A three-wood walks into a bar on Pizza Night and orders a beer. The bartender says, “You want a slice to go with that?” The golf club says, “Fuck you.”
Y’all might’ve experienced the Mighty Max Spectacle yourselves, and if so, I hope you remember that the reason he is on this planet is so that the rest of us will understand how we can be anything that we wish to be. We could become vice president. I know for a fact that after witnessing Mighty Max a third or fourth time, I convinced myself that I too could be a stand-up comedian, and found myself straying from the task at hand.
When looking back on my own life, I think that I have a four-person gang to offer my unremitted appreciation when it comes to molding me into the biographer I am today. Sure, I know that when every biographer is asked, “Who do you see as your mentor?” or “Whose work got you into writing?” and so on, they usually come up with the standard answers: Thucydides, Dame Edith Sitwell, Samuel Pepys, and Doris Kearns Goodwin. (One time I asked Abby what she thought of Pepys, and she said to me, “They’re all right, but I like traditional Hershey’s Robin Eggs better.”) Anyway, whenever someone should ever ask me what got me into writing about real things that happened, like I pointed out to the best of my ability in No Cover Available: The Story of Columbus Choice, African-American Sushi Chef from Tennessee, I only have to offer this as an answer: The Inventors of the View-Master—Fred and Ed Mayer, plus Harold Graves and William Gruber. I’m sure that they’re all dead by now, but I want to thank them for offering me the opportunity growing up to see vivid, lifelike, 3-D images of places like the Great Pyramids, the Eiffel Tower, Big Ben, Stonehenge, Carlsbad Caverns, the Grand Canyon, and comedienne Lucille Ball. It’s all cause and effect, I suppose. My parents didn’t want to buy a television, so they got me a View-Master. I looked at these places far, far away from my home in South Carolina and knew that I wanted to go places. So I took up punting a football. And then I excelled at Forty-Five High School and got a scholarship to Vanderbilt University. And then I shanked too many fourth down punts for something like a twelve-yard average and got released from the team, and then I studied history, and then I got the opportunity to do one of those stud
y abroad programs in Egypt, France, England, New Mexico, Arizona, and Hollywood.

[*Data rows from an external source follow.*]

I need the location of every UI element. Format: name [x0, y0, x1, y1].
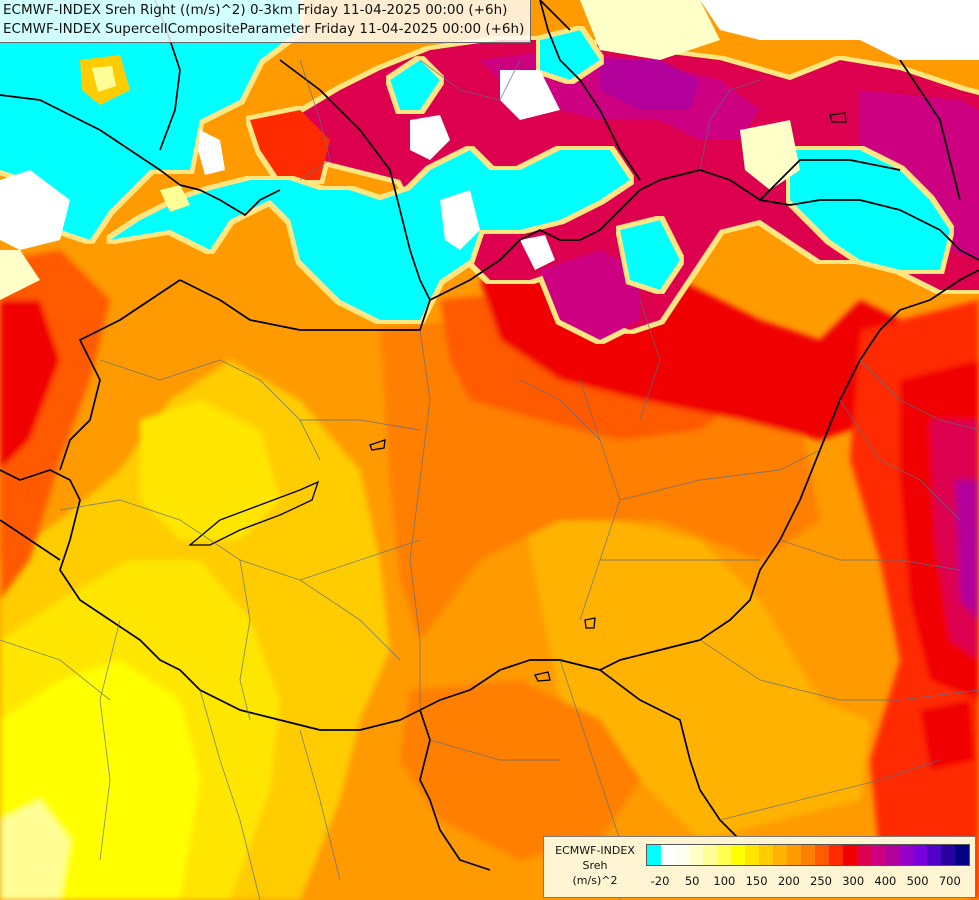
legend-swatch [675, 845, 689, 865]
legend-swatch [843, 845, 857, 865]
legend-swatch [787, 845, 801, 865]
legend-swatch [885, 845, 899, 865]
legend-swatch [871, 845, 885, 865]
legend-swatch [913, 845, 927, 865]
legend-tick-label: 700 [938, 874, 961, 888]
lakes [188, 112, 847, 682]
header-line-scp: ECMWF-INDEX SupercellCompositeParameter … [3, 21, 525, 37]
field-white [0, 0, 979, 300]
field-yellow [0, 360, 870, 900]
field-cyan [0, 0, 950, 320]
legend-swatch [773, 845, 787, 865]
legend-tick-label: 200 [777, 874, 800, 888]
legend-swatch [857, 845, 871, 865]
legend-swatch [717, 845, 731, 865]
legend-tick-label: 50 [684, 874, 700, 888]
legend-ticks: -20 50 100 150 200 250 300 400 500 700 [646, 874, 968, 890]
legend-variable: Sreh [582, 859, 608, 872]
legend-swatch [927, 845, 941, 865]
legend-title: ECMWF-INDEX [555, 844, 635, 857]
field-east [850, 300, 979, 900]
legend-tick-label: 100 [713, 874, 736, 888]
map-header: ECMWF-INDEX Sreh Right ((m/s)^2) 0-3km F… [0, 0, 532, 43]
country-borders [0, 0, 979, 871]
legend-tick-label: 500 [906, 874, 929, 888]
header-line-sreh: ECMWF-INDEX Sreh Right ((m/s)^2) 0-3km F… [3, 2, 508, 18]
legend-tick-label: -20 [650, 874, 670, 888]
color-legend: ECMWF-INDEX Sreh (m/s)^2 -20 50 100 150 200 2… [543, 836, 976, 898]
legend-swatch [815, 845, 829, 865]
legend-swatch [703, 845, 717, 865]
legend-swatch [647, 845, 661, 865]
legend-swatch [829, 845, 843, 865]
legend-tick-label: 150 [745, 874, 768, 888]
legend-swatch [661, 845, 675, 865]
legend-swatch [955, 845, 969, 865]
legend-tick-label: 250 [810, 874, 832, 888]
legend-swatch [941, 845, 955, 865]
legend-swatch [731, 845, 745, 865]
legend-swatch [759, 845, 773, 865]
legend-swatch [689, 845, 703, 865]
legend-colorbar [646, 844, 970, 866]
legend-swatch [745, 845, 759, 865]
legend-tick-label: 300 [842, 874, 865, 888]
legend-swatch [899, 845, 913, 865]
legend-unit: (m/s)^2 [572, 874, 618, 887]
legend-tick-label: 400 [874, 874, 897, 888]
field-red-west [0, 250, 110, 600]
legend-swatch [801, 845, 815, 865]
legend-label: ECMWF-INDEX Sreh (m/s)^2 [548, 843, 642, 888]
admin-boundaries [0, 59, 979, 900]
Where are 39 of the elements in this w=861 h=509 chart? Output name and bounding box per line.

And then my parents said to me, “Why should we pay good money for you to study in Egypt, France, England, New Mexico, Arizona, or Hollywood after we went out and bought you that View-Master 3-D stereogram systems so you could see all of those places already?” So I stayed at Vanderbilt and took more history classes, and through what can only be called a fortuitous, serendipitous event, sat in my third-favorite history professor’s office one day when he said to me, “Damn, son, why don’t you go hang out with Columbus Choice for a while,” like that—meaning, “Why don’t you go kill yourself?” I guess. Well I didn’t know who the hell Columbus Choice was at the time. And of course I wanted to impress my third-favorite history professor. So I went and looked things up on the microfiche and on the microfilm and in the newspapers stacked up in a back room of the Jean and Alexander Heard Library—I need to thank those folks, too—because this was a time before the Internet.
Goddamn! I thought. Goddamn, this guy Columbus Choice was a black man who owned a sushi place and he got hanged, stabbed, and shot all on the same day by Sid and Jack Plemmons. I thought, Why has this not been on the national news? I thought, Will my first- and second-favorite history professors be upset with me because I don’t wish to continue ongoing research on the lives of Wendell Lewis Wilkie and William Jennings Bryan?
I didn’t think at the time, Right about now a baby named Juanita Wilkins is being born, and later on she will be in my History 101 course at Tennessee Valley Community College, and she will accuse me of offering her a grade for sex after she said the N word in a class made up fifty-fifty of black and white “students,” and then she will become a phlebotomist in the Harriman/Oak Ridge area, and then maybe she and I will have a little bit of a relationship that will help me forget Abby.